The functioning of the device 100 is as follows. When shifting of the mirror is desired, the pinion 152 is made to rotate, impressing torque on the toothed crown 150 which transfers it to the shaft 190. The latter screws onto the section 126 and tends to push the shaft 120 along the axis IX. As before, the shaft 120 is forced to screw into the bushes 132, 134, 142, 144 which are forced to rotate in relation to the part 114, placing the entire mobile part 116, and thereby the mirror, in rotation around the axis IX. The shaft 190 may even be the output shaft of a motor to directly drive the first shaft 120.

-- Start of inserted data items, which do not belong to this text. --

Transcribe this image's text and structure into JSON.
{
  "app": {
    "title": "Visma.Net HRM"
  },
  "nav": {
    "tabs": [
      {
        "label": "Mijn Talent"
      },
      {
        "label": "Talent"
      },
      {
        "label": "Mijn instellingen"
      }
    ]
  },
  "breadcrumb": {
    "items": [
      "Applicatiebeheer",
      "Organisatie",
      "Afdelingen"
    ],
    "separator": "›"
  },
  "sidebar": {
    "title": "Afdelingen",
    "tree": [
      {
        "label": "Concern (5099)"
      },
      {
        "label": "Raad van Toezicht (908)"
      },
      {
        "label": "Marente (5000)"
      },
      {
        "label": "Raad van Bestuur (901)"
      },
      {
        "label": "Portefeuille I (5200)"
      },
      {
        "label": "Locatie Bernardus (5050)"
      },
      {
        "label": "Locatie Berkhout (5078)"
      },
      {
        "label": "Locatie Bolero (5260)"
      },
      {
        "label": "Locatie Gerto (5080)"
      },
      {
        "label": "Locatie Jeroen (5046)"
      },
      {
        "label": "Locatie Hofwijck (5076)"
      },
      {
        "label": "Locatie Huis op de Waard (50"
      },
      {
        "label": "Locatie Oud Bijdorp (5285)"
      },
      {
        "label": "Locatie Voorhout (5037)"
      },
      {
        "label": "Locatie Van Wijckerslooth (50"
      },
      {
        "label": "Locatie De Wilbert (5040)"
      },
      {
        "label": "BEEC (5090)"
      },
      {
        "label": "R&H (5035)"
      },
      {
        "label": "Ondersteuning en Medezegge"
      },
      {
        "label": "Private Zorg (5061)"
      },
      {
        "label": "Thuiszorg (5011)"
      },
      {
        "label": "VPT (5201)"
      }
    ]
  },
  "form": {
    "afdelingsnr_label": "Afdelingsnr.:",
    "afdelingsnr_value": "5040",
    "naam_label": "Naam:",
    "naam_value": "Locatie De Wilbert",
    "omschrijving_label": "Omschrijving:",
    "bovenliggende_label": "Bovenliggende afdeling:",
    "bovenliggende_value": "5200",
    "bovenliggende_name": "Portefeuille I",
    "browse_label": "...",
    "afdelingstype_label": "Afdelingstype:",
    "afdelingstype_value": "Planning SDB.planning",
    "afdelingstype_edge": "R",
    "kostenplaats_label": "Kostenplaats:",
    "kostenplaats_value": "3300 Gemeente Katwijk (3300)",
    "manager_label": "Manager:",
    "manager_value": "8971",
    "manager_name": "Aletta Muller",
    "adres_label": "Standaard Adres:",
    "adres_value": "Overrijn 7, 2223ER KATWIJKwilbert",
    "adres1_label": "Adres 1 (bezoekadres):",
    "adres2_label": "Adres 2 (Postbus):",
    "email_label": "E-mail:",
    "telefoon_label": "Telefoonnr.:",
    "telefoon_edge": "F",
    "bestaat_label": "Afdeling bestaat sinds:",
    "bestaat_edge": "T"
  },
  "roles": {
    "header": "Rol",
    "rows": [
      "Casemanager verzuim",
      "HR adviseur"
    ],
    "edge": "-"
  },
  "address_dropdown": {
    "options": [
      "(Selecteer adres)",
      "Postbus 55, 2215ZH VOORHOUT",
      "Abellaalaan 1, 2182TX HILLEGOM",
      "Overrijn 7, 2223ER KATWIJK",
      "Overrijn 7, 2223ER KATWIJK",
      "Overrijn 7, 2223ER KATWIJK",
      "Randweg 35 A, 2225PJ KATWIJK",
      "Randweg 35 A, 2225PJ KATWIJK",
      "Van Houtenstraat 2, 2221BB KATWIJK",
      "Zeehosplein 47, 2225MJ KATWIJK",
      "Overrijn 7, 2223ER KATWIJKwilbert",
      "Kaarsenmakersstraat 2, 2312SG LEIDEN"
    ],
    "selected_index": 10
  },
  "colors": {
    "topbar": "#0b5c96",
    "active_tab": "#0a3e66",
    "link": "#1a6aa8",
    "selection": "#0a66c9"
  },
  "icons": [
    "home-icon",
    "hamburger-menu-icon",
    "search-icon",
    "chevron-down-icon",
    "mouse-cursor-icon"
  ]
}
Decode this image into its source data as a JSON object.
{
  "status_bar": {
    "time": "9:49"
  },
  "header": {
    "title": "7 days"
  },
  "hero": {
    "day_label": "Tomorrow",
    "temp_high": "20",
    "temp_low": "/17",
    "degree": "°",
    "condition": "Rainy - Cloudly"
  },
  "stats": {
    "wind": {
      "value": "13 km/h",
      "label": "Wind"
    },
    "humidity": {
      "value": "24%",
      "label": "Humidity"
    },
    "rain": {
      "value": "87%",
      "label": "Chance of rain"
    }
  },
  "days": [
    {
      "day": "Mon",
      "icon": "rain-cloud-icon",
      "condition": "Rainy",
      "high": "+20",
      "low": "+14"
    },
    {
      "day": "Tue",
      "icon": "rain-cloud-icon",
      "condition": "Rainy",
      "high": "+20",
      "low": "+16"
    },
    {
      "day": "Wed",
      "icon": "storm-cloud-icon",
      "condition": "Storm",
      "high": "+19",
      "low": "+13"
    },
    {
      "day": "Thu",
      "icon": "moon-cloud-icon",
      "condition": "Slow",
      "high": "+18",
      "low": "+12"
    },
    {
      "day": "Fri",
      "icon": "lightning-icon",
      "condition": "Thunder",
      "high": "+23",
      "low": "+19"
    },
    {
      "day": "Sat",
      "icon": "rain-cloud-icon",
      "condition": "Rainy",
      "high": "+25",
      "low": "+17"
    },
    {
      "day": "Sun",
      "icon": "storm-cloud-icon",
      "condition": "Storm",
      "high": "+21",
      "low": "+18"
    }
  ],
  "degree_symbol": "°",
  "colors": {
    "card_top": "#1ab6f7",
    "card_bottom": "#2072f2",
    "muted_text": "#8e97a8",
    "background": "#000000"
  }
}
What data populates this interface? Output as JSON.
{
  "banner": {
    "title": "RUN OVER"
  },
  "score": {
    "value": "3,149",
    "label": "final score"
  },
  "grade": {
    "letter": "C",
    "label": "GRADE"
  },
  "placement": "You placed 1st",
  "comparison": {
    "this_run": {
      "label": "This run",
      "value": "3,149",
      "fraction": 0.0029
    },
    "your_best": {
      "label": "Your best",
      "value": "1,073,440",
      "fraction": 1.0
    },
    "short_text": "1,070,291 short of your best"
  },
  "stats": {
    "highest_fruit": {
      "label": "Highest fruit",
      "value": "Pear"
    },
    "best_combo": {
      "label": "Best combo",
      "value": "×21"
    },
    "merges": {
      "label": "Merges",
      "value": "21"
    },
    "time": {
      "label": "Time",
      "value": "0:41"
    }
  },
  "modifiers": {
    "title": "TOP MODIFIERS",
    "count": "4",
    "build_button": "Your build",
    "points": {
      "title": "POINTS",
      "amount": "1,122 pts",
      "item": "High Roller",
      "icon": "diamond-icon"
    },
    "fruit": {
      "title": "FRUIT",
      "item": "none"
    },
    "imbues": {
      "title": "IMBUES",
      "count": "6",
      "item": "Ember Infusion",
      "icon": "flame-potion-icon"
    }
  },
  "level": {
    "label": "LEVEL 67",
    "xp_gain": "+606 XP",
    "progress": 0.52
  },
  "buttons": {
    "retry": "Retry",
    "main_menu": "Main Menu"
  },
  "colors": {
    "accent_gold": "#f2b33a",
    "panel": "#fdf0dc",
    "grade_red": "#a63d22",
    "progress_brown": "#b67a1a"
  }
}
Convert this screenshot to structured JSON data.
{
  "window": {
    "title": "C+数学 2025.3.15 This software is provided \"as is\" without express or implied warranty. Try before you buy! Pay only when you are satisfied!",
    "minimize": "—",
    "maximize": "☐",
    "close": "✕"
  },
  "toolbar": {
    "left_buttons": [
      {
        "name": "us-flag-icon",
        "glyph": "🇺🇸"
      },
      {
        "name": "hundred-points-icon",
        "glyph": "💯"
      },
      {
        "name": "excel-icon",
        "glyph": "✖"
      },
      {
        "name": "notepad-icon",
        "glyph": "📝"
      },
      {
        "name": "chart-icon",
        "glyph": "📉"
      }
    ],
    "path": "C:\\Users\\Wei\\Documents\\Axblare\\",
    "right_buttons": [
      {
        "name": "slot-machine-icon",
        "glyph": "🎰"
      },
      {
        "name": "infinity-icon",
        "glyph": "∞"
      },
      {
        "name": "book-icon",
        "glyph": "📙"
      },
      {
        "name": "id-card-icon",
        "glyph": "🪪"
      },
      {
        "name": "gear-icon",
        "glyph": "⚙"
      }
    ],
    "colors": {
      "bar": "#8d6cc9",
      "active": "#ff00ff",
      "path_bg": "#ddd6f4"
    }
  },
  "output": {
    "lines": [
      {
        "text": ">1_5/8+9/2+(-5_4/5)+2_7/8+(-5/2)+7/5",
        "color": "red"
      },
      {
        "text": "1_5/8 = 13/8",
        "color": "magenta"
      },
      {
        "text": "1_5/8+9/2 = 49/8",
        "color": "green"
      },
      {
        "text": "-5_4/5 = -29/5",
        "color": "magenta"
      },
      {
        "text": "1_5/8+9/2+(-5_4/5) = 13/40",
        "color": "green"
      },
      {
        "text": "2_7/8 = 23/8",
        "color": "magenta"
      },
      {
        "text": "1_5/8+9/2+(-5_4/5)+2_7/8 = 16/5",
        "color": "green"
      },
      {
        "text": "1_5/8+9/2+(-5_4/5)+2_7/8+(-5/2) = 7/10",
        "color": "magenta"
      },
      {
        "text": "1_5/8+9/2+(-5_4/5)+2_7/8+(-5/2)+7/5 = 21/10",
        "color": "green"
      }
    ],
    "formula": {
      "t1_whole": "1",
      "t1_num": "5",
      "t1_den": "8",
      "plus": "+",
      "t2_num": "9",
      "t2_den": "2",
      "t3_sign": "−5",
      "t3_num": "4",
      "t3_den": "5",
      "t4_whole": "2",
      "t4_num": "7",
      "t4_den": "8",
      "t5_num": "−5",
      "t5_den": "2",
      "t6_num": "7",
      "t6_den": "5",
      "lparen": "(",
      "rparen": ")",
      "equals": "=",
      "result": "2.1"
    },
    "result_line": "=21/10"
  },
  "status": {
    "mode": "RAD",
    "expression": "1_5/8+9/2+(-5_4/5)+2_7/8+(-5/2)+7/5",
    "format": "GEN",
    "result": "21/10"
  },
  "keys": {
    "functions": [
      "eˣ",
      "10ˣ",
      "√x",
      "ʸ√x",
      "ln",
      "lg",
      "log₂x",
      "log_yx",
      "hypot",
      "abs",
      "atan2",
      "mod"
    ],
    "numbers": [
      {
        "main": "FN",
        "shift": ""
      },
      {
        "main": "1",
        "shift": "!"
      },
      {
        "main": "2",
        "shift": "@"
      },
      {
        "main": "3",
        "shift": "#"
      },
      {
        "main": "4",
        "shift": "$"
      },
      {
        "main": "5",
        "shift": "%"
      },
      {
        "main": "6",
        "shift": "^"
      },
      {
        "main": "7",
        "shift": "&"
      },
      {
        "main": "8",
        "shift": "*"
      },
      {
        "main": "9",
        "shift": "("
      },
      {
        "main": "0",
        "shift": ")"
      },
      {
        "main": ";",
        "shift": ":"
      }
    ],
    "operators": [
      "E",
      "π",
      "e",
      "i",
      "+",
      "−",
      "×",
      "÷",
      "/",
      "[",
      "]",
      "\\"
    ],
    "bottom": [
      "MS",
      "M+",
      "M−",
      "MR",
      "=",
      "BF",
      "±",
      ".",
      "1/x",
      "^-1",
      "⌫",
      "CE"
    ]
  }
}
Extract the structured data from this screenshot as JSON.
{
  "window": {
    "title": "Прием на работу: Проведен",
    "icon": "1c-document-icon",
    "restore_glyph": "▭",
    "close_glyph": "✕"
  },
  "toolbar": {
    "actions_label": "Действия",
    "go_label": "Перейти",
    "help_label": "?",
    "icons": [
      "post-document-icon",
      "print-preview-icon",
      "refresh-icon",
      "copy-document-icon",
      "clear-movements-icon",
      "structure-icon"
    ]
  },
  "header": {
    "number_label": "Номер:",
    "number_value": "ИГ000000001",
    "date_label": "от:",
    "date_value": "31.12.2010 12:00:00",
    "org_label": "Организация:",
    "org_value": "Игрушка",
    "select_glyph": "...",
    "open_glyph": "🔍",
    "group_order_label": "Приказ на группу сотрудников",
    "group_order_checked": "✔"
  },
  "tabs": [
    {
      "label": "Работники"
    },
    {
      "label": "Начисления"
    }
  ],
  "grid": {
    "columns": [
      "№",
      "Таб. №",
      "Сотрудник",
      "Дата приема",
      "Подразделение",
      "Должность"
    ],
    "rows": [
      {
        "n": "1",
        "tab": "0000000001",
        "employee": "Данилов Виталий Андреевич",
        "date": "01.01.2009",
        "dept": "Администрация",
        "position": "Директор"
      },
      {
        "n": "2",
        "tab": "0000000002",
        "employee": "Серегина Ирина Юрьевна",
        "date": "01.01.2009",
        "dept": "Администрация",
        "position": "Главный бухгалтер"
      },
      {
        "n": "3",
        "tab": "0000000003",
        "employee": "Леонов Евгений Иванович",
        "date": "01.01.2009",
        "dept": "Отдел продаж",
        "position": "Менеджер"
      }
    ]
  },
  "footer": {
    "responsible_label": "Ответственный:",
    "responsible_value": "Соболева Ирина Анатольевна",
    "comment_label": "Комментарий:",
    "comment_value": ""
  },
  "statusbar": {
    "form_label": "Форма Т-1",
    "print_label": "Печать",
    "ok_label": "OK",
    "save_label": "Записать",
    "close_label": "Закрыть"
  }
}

The member impressing rotatory movement on the shaft 20 or 190 may also be parallel, preferably coaxial, to it. Fig. 8 shows a possible variation 200, where only the details different from those already described or required for explanation are indicated, the rest remaining as before. In the device 200 there is a stem 290, structurally and functionally identical to the stem 190, engaged on a shaft 220 the same as the shaft 120. The stem 290 is mounted on two bearings 282 and axially blocked by a ring nut 250 from which it projects with a tang 299 for connection to a motor (not shown), which by means of an output shaft (not shown) rotating around the axis 2X is able to transfer rotational movement to the stem 290.

Otherwise the device 200 functions in the same way as the previous variations. The motor driving the stem 290 may even be part of it, for example as in the case in which the stem 90 constitutes the output shaft of such motor.